A 2017-vintage AlexNet finetuning kit that still teaches pipeline basics
Before Keras made finetuning trivial, this was the readable reference for wiring pretrained ImageNet weights into TensorFlow's then-new input pipeline.

What it does
This repo is a self-contained kit for finetuning AlexNet on your own image dataset using TensorFlow 1.2+. You bring pretrained weights (converted from Caffe or downloaded), point finetune.py at train.txt and val.txt files listing image paths and labels, and it handles the rest.

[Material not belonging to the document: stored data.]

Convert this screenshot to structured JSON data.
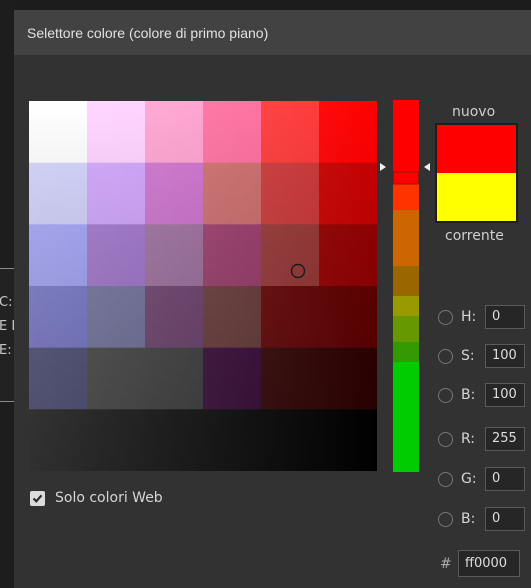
{
  "dialog": {
    "title": "Selettore colore (colore di primo piano)"
  },
  "behind_panel": {
    "fragments": [
      "C:",
      "E L",
      "E:"
    ]
  },
  "swatches": {
    "new_label": "nuovo",
    "current_label": "corrente",
    "new_color": "#ff0000",
    "current_color": "#ffff00"
  },
  "picker": {
    "web_only_label": "Solo colori Web",
    "web_only_checked": true
  },
  "fields": {
    "h": {
      "label": "H:",
      "value": "0"
    },
    "s": {
      "label": "S:",
      "value": "100"
    },
    "b_hsb": {
      "label": "B:",
      "value": "100"
    },
    "r": {
      "label": "R:",
      "value": "255"
    },
    "g": {
      "label": "G:",
      "value": "0"
    },
    "b_rgb": {
      "label": "B:",
      "value": "0"
    },
    "hex_symbol": "#",
    "hex": "ff0000"
  },
  "colors": {
    "dialog_bg": "#323232",
    "titlebar_bg": "#424242",
    "accent": "#ff0000"
  }
}
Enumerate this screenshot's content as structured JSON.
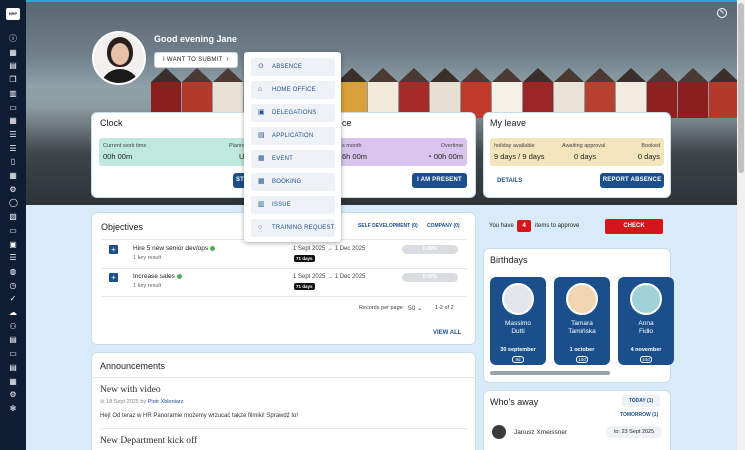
{
  "sidebar": {
    "logo": "HRP",
    "icons": [
      "info-icon",
      "grid-icon",
      "document-icon",
      "copy-icon",
      "file-icon",
      "chat-icon",
      "calendar-icon",
      "list-icon",
      "list-icon",
      "person-icon",
      "calendar-icon",
      "settings-icon",
      "circle-icon",
      "image-icon",
      "chat-icon",
      "book-icon",
      "list-icon",
      "globe-icon",
      "clock-icon",
      "check-icon",
      "cloud-icon",
      "people-icon",
      "document-icon",
      "card-icon",
      "archive-icon",
      "calendar-icon",
      "gear-icon",
      "bug-icon"
    ]
  },
  "header": {
    "greeting": "Good evening Jane",
    "submit_label": "I WANT TO SUBMIT",
    "submit_chevron": "›"
  },
  "submit_menu": [
    {
      "label": "ABSENCE",
      "icon": "person-clock-icon",
      "glyph": "⊙"
    },
    {
      "label": "HOME OFFICE",
      "icon": "home-icon",
      "glyph": "⌂"
    },
    {
      "label": "DELEGATIONS",
      "icon": "suitcase-icon",
      "glyph": "▣"
    },
    {
      "label": "APPLICATION",
      "icon": "document-icon",
      "glyph": "▤"
    },
    {
      "label": "EVENT",
      "icon": "calendar-icon",
      "glyph": "▦"
    },
    {
      "label": "BOOKING",
      "icon": "calendar-plus-icon",
      "glyph": "▦"
    },
    {
      "label": "ISSUE",
      "icon": "trash-icon",
      "glyph": "▥"
    },
    {
      "label": "TRAINING REQUEST",
      "icon": "circle-icon",
      "glyph": "○"
    }
  ],
  "clock": {
    "title": "Clock",
    "work_time_label": "Current work time",
    "work_time_value": "00h 00m",
    "planned_label": "Planned",
    "planned_value": "Uns",
    "button_label": "ST"
  },
  "presence": {
    "title": "ce",
    "month_label": "s month",
    "month_value": "6h 00m",
    "overtime_label": "Overtime",
    "overtime_value": "00h 00m",
    "button_label": "I AM PRESENT"
  },
  "leave": {
    "title": "My leave",
    "holiday_label": "holiday available",
    "holiday_value": "9 days / 9 days",
    "awaiting_label": "Awaiting approval",
    "awaiting_value": "0 days",
    "booked_label": "Booked",
    "booked_value": "0 days",
    "details_label": "DETAILS",
    "report_label": "REPORT ABSENCE"
  },
  "objectives": {
    "title": "Objectives",
    "tabs": [
      "SELF DEVELOPMENT (0)",
      "COMPANY (0)"
    ],
    "items": [
      {
        "title": "Hire 5 new senior dev/ops",
        "sub": "1 key result",
        "dates": "1 Sept 2025 → 1 Dec 2025",
        "days": "71 days",
        "progress": "0.00%",
        "progress_value": 0
      },
      {
        "title": "Increase sales",
        "sub": "1 key result",
        "dates": "1 Sept 2025 → 1 Dec 2025",
        "days": "71 days",
        "progress": "0.00%",
        "progress_value": 0
      }
    ],
    "records_label": "Records per page:",
    "records_value": "50",
    "range": "1-2 of 2",
    "view_all": "VIEW ALL"
  },
  "approve": {
    "prefix": "You have",
    "count": "4",
    "suffix": "items to approve",
    "button": "CHECK"
  },
  "birthdays": {
    "title": "Birthdays",
    "people": [
      {
        "first": "Massimo",
        "last": "Dutti",
        "date": "30 september",
        "days": "9d"
      },
      {
        "first": "Tamara",
        "last": "Tamińska",
        "date": "1 october",
        "days": "10d"
      },
      {
        "first": "Anna",
        "last": "Fidło",
        "date": "4 november",
        "days": "44d"
      }
    ]
  },
  "announcements": {
    "title": "Announcements",
    "items": [
      {
        "title": "New with video",
        "date": "18 Sept 2025 by",
        "author": "Piotr Xbłoniarz",
        "body": "Hej!  Od teraz w HR Panoramie możemy wrzucać także filmiki! Sprawdź to!"
      },
      {
        "title": "New Department kick off"
      }
    ]
  },
  "whos_away": {
    "title": "Who's away",
    "today": "TODAY (1)",
    "tomorrow": "TOMORROW (1)",
    "person": "Janusz Xmeissner",
    "until": "to: 23 Sept 2025"
  },
  "colors": {
    "primary": "#1b4f8b",
    "accent_red": "#d6141c",
    "sidebar": "#0f1d33",
    "clock_green": "#bfe8de",
    "presence_purple": "#d8c4ec",
    "leave_beige": "#f3e5bb"
  }
}
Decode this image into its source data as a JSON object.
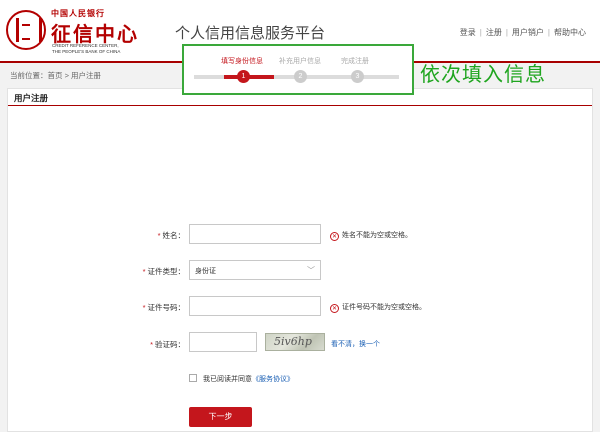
{
  "header": {
    "logo_top": "中国人民银行",
    "logo_main": "征信中心",
    "logo_sub1": "CREDIT REFERENCE CENTER,",
    "logo_sub2": "THE PEOPLE'S BANK OF CHINA",
    "platform_title": "个人信用信息服务平台",
    "nav": {
      "login": "登录",
      "register": "注册",
      "logout": "用户销户",
      "help": "帮助中心",
      "sep": "|"
    }
  },
  "breadcrumb": "当前位置：首页 > 用户注册",
  "panel_title": "用户注册",
  "steps": [
    {
      "label": "填写身份信息",
      "number": "1",
      "active": true
    },
    {
      "label": "补充用户信息",
      "number": "2",
      "active": false
    },
    {
      "label": "完成注册",
      "number": "3",
      "active": false
    }
  ],
  "annotation": "依次填入信息",
  "form": {
    "required_mark": "*",
    "name_label": "姓名：",
    "name_value": "",
    "name_error": "姓名不能为空或空格。",
    "idtype_label": "证件类型：",
    "idtype_value": "身份证",
    "idnum_label": "证件号码：",
    "idnum_value": "",
    "idnum_error": "证件号码不能为空或空格。",
    "captcha_label": "验证码：",
    "captcha_value": "",
    "captcha_image_text": "5iv6hp",
    "captcha_refresh": "看不清，换一个",
    "agree_text": "我已阅读并同意",
    "agree_link": "《服务协议》",
    "next_button": "下一步"
  },
  "colors": {
    "brand_red": "#c4161c",
    "annotation_green": "#1fa51f",
    "link_blue": "#1a5fb4"
  }
}
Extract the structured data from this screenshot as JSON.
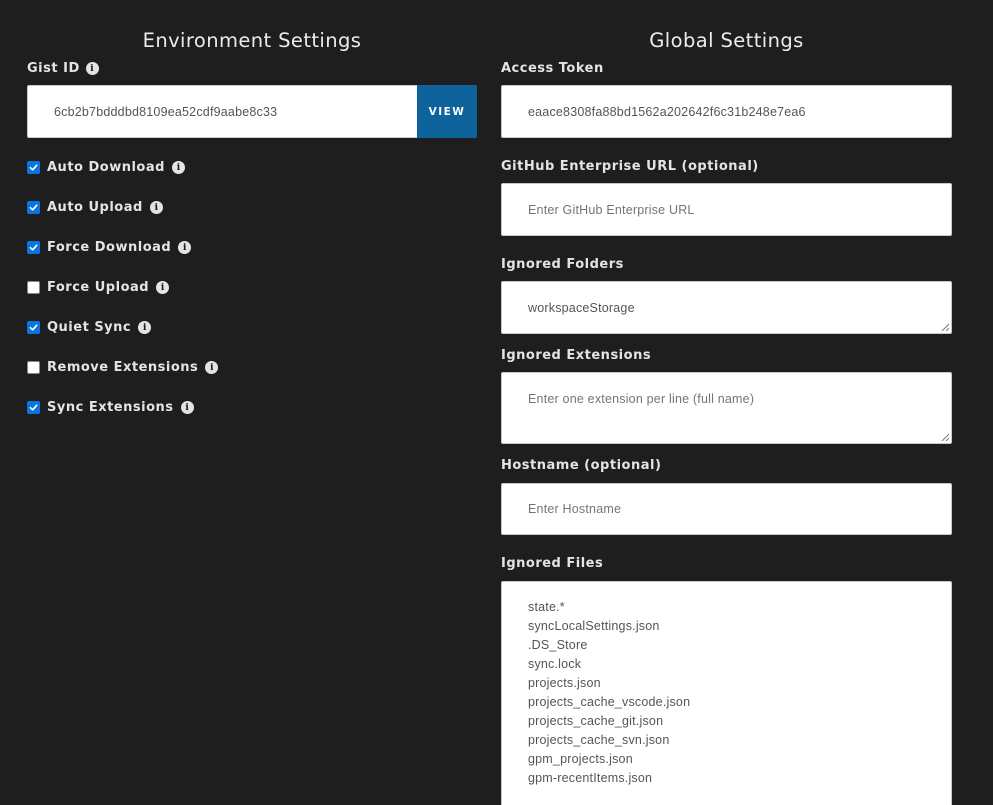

A Jupyter notebook validates the base model against ImageNet first, so you know the weights loaded correctly before you start hacking layers.
The interesting bit
The real value isn’t the model—it’s the pedagogy. The author rewrote the whole thing to demonstrate TensorFlow’s new (in 2017) input pipeline, replacing OpenCV with native TF ops. The code is deliberately explicit: each file has one job (alexnet.py for graph definition, datagenerator.py for the pipeline wrapper, finetune.py for orchestration). If you’ve ever been mystified by how tf.data ancestors worked, this is a fossil record worth studying.
Key highlights
- Pretrained weight loading from Caffe-converted
.npyfiles, with a validation notebook to catch conversion errors early - TensorBoard summaries wired in for monitoring loss and accuracy during training
- Clean separation: model graph, data pipeline, and training loop live in separate files
- Minimal dependencies: Python 3, TensorFlow >= 1.2rc0, NumPy—nothing else
- Companion blog post walks through the entire codebase line by line
Caveats
- TensorFlow 1.x only; this predates eager execution and Keras integration
- AlexNet itself is largely obsolete for new work; modern architectures will outperform it with less tuning
- The author explicitly defers explanation to their blog post, so the README is more of a quick-start than documentation
Verdict
Worth a look if you’re maintaining legacy TF 1.x code, teaching deep learning from first principles, or trying to understand how data pipelines evolved. Skip it if you need state-of-the-art accuracy or are already committed to PyTorch/TF 2.x/Keras workflows.